Da sehe ich keinen Anlass zu Besorgnis. Dieses Phänomen beobachten wir schon seit vielen Jahren. Daher wissen wir, dass gerade der Anteil der Unternehmen, die in den ersten fünf Jahren nach der Gründung wieder aus dem Markt ausscheiden, hoch ist.

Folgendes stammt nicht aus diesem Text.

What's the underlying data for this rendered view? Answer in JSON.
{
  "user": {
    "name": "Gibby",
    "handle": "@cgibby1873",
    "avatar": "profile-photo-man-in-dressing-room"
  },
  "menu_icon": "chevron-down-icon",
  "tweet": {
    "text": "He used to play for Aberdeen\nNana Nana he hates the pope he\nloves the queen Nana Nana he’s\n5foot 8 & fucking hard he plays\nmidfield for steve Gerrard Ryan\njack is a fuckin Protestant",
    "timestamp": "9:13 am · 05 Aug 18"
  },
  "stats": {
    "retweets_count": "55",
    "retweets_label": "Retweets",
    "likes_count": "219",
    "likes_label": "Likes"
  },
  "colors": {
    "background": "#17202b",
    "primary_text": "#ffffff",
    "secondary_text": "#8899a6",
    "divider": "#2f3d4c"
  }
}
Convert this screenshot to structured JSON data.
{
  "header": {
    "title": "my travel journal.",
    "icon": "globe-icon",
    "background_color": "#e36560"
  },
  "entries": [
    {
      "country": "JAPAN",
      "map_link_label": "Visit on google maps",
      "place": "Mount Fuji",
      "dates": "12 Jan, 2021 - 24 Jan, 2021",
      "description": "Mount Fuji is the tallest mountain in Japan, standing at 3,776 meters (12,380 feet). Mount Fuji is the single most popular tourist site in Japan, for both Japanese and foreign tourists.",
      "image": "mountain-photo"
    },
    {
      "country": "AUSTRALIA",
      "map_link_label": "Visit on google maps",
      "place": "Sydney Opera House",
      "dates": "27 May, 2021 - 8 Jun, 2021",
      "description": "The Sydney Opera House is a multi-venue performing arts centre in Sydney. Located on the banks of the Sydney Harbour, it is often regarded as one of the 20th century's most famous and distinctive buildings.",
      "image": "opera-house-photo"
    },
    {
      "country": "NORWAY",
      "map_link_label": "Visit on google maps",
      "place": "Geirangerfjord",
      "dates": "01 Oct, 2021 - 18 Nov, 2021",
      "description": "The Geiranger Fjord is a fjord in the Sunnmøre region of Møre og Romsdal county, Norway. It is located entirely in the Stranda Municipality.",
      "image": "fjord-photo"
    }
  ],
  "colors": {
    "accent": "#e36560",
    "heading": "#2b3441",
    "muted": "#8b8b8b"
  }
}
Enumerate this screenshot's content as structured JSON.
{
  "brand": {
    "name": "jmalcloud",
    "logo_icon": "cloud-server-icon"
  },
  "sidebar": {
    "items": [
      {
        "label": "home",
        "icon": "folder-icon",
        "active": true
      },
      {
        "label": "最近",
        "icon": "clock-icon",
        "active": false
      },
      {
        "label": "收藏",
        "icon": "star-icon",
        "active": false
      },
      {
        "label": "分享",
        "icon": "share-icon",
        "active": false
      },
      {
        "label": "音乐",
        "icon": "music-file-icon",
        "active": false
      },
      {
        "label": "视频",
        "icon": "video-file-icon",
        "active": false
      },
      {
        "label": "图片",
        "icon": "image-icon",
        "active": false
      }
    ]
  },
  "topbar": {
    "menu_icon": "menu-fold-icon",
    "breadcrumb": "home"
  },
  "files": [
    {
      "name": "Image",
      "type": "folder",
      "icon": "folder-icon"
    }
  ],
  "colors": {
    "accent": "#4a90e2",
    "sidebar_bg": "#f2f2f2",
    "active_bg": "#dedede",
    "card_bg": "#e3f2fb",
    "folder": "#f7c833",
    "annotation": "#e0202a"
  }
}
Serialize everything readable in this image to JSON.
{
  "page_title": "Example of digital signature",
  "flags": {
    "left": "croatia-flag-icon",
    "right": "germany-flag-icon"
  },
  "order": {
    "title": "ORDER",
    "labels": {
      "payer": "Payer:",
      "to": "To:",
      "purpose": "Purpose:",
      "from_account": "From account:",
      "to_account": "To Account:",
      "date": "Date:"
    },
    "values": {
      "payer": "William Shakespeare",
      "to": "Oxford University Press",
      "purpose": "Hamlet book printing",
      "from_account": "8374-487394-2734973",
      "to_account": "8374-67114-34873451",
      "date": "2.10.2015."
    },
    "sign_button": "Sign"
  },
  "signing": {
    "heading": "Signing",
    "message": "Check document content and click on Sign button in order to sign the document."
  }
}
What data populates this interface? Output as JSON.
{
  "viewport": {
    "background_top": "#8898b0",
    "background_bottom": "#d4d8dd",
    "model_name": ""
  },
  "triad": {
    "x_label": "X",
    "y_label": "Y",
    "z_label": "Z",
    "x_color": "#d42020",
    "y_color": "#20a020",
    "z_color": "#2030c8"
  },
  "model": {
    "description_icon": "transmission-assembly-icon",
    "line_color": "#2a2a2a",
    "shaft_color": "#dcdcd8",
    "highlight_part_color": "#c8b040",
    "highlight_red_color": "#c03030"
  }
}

Warum können viele Unternehmen eine Nachfolge nicht realisieren?
Das liegt zumeist nicht daran, dass sie per se keinen Nachfolger finden. Vielmehr haben diese Unternehmen nicht ausreichend in die Zukunft investiert. Sie sind nicht mehr wettbewerbsfähig. Für jede Nachfolge ist aber entscheidend, dass das Unternehmen attraktiv ist.
"Für jede Nachfolge ist entscheidend, dass das Unternehmen attraktiv ist."
Rosemarie Kay, IfM Bonn
Manche Unternehmen eignen sich ja auch nicht für eine Übergabe?
Das trifft auf viele Kleinstunternehmen zu, die von Soloselbstständigen geführt werden, häufig im Dienstleistungssektor. Der Unternehmenswert steckt hier in der Person des Unternehmers, seinem Wissen und Können, seinen Geschäftsbeziehungen und Kontakten. Das sind aber keine Unternehmenswerte, die übergeben werden können.
Was raten Sie einem Unternehmer, der seinen Betrieb übergeben möchte?
Wenn die Nachfolgefrage ansteht, sollte der Unternehmer versuchen, realistisch einzuschätzen, welche Chancen sein Unternehmen hat, in Zukunft fortgeführt zu werden. Kommt er zu der Einschätzung, dass diese nur gering sind, sollte er besser gleich die Entscheidung treffen, den Betrieb zu schließen, als noch Jahre lang nach einem Nachfolger zu suchen. Das wäre vergeudete Zeit.